L’Agence internationale de l’éner­gie atomique, dont les inspecteurs se trouvent en ce moment en Iran, n’a pas encore commenté ce rapport, ni indiqué si Téhéran l’avait officielle­ment informée de toute construction à Fordo. L’Iran non plus n’a reconnu publiquement aucune nouvelle construction à Fordo, dont la décou­verte par l’Occident en 2009 a eu lieu lors d’une première série d’acrobaties politiques avant que les puissances mondiales ne concluent l’accord nucléaire de 2015 avec Téhéran. Déjà, l’Iran effectue des travaux de construction à son installation nucléaire de Natanz après une mysté­rieuse explosion en juillet dernier, que Téhéran a décrite comme une attaque de sabotage.

La publication de ces photos inter­vient avec le rejet de l’Iran d’une proposition de l’AIEA à propos de l’accord nucléaire. Kazem Gharibabadi, représentant de l’Iran auprès de l’AIEA, à Vienne, a rejeté vendredi 18 décembre les propos du directeur de l’agence, Rafael Grossi, qui déclarait la veille qu’un nouvel accord sur le nucléaire serait néces­saire sous l’Administration Biden. « Il n’y aura pas de renégociation concernant l’accord actuel. Il n’est pas nécessaire de compliquer la situation », a-t-il déclaré, en indi­quant sur Twitter que le seul rôle de l’AIEA est de surveiller et de vérifier toutes les mesures relatives aux acti­vités nucléaires telles que détaillées dans le JCPOA (l’accord de 2015), et de fournir des mises à jour factuelles régulières à cet égard. « Les engage­ments des parties et les tâches de l’AIEA ont été délicatement rédigés et convenus, et chaque partie sait quoi faire pour mettre en oeuvre l’accord », a poursuivi Kazem.

Retrait américain et violations iraniennes

C’est le chef de l’AIEA, Rafael Grossi, qui a affirmé qu’un nouvel accord avec l’Iran sous l’Administra­tion Biden serait nécessaire, l’accord actuel ayant été violé à maintes reprises, ceci lors d’un entretien avec l’agence de presse Reuters, publié jeudi 17 décembre. Donald Trump s’était retiré de l’accord de Vienne en 2018, ce qui a ouvert la voie au réta­blissement puis à l’alourdissement des sanctions américaines. En réac­tion, l’Iran a commencé l’année sui­vante à se soustraire à certaines clauses du Plan d’action global com­mun (JCPoA). Pour Rafael Grossi, il ne saurait pourtant être question de revenir aux termes de cet accord d’un simple claquement de doigts. L’Iran a enfreint cet accord à de trop nom­breuses reprises, fait-il valoir. « Je ne peux pas imaginer qu’ils vont se contenter de dire : nous revenons au point de départ, parce qu’il n’y a plus de point de départ », a-t-il dit à Reuters. « Il y a plus de matériel nucléaire (...), il y a plus d’activité, il y a plus de centrifugeuses et d’autres encore sont annoncées. Alors, que fait-on de tout cela ? C’est une ques­tion qui doit trouver une réponse au niveau politique », a estimé le diplo­mate argentin. Prié de dire si cela signifiait qu’un « accord dans l’ac­cord » serait nécessaire, il a répondu : « Oui, sans aucun doute ».

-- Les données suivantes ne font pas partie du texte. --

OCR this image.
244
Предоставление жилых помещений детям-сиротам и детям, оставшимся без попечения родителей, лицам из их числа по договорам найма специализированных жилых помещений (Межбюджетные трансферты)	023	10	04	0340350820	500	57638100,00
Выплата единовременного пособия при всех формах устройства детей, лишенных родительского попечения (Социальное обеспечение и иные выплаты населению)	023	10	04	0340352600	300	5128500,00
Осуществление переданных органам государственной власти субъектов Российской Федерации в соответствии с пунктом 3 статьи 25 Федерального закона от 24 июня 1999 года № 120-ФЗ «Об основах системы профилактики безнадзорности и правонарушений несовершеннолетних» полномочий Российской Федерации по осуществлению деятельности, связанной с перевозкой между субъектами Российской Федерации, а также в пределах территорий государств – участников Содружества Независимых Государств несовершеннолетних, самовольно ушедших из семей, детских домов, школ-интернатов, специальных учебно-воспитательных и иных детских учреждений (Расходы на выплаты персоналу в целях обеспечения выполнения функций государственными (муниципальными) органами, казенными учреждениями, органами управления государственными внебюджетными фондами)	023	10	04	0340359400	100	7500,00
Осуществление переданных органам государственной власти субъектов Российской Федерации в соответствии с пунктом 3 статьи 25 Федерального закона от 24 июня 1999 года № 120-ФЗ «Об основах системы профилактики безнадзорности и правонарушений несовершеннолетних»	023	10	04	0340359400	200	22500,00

L’Iran dispose désormais d’un stock d’uranium faiblement enrichi de 2,4 tonnes, soit nettement supé­rieur aux 202,8 kg prévus par l’accord de 2015. Il n’en a toutefois produit que 337,5 kg au cours du dernier tri­mestre contre plus de 500 kg au cours des deux trimestres précédents, selon l’AIEA.

Cette mise en garde de l’AIEA intervient alors que les espoirs que les relations de l’Iran avec la commu­nauté internationale s’améliorent avec la fin de l’ère Trump. Joe Biden, qui prendra ses fonctions le 20 jan­vier, a indiqué qu’il souhaitait revenir sur la politique de « pression maxi­male » à l’égard de l’Iran mise en oeuvre par Donald Trump et réamor­cer une approche diplomatique. Téhéran s’est de son côté dit convain­cu que les Etats-Unis réintégreront l’accord international sur le pro­gramme nucléaire de la République islamique conclu en 2015 et que les sanctions seront levées après l’inves­titure de Joe Biden. Mais avec ces derniers développements, la question du nucléaire iranien risque de provo­quer encore bien des crises.